Why your boss may be mad with power


(MoneyWatch) Have you ever known a perfectly nice person who turned into a monster when they got that promotion to manager? Turns out there may be a good explanation for that.

Science Daily cites a new study showing that people with power tend to see things as more black and white, and are therefore willing to enforce harsher punishments. The researchers, Scott Wiltermuth of the USC Marshall School of Business and Francis Flynn of the Stanford Graduate School of Business, set up an experiment where some students were given positions of power and others were not. Those in the "power" positions were far more likely to see things in stark, dualistic terms.

When facing a situation where a mistake had been made, the people in power were quick to attribute it to a clear cause and unlikely to say it depended on other factors. Wiltermuth says:

We found the same phenomenon when we made other people feel powerful, and we also found the resulting clarity led people to punish questionable behavior more severely. That link between power and more severe punishment could cause a huge problem for managers. What a manager sees as appropriate punishment could be seen as absolutely draconian by other people.

Their finding clarifies something I've observed in my own career: I now understand why micro-managers micro-manage. They gain power and suddenly they see things as black or white, right or wrong. And if their way is the right way to do something, by definition all other ways are the wrong way to do it. And since wrong is bad, they must stop their employees from doing bad. And the only way to do this is to make sure everything is done the right way, which must by definition be the way the boss would have done it himself.

I'm not sure if Wiltermuth and Flynn would agree that that is where their study leads, but it's something I've seen in practice. People have a hard time distinguishing between bad and different. They also have difficulty changing their minds, even when additional information is presented. Or they refuse to look at additional information.

For instance, on Wednesday I wrote about a person who wasaccused of wrongdoing at work while never even being asked to give her side of the story. That looks an awful lot like someone quickly making a decision and refusing to consider that there was more to the story.

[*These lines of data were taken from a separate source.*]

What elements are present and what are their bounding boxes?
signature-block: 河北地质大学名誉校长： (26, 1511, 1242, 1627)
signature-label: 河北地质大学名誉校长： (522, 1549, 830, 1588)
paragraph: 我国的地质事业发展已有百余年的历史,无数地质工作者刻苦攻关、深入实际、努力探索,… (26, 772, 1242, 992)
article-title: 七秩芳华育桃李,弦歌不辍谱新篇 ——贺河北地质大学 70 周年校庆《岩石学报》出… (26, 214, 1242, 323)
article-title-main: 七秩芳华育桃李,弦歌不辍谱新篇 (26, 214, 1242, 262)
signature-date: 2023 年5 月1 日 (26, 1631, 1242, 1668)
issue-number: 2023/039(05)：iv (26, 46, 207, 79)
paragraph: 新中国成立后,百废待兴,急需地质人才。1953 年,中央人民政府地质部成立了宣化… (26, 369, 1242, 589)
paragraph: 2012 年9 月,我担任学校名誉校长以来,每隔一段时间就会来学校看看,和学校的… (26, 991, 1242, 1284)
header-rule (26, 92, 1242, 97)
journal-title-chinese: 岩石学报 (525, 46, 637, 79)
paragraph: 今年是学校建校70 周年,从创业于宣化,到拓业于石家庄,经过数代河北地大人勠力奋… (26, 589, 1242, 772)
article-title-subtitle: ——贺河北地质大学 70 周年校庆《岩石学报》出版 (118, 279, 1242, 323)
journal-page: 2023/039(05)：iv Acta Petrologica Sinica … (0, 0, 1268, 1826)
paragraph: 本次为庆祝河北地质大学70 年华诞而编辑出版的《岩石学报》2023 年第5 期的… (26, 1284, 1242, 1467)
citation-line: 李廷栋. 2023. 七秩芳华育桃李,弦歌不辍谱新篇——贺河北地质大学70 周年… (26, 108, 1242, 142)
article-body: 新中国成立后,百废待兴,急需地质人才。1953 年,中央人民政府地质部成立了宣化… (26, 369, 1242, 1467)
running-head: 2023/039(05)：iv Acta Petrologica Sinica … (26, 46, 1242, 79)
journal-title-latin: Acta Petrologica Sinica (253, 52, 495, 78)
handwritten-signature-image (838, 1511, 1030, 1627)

Of course, one of the things that is necessary in a leadership role is the ability to make a decision and stick to it. Waffling doesn't get things done. And getting complete information on any decision is nearly impossible. (Tell me, just how do you know that your best option for lunch was that cheeseburger?) Leaders need to make decisions and stick to them.

So it's a balancing act. If you're a manager, this study says you may be prone to make hard-line decisions. My advice is to take that into consideration. Set a goal for yourself that you will consider input from people every day before you act. Be careful in your hiring and surround yourself with good people who can help you make good choices -- and then listen to them.

Most of all, don't let that power go straight to your head.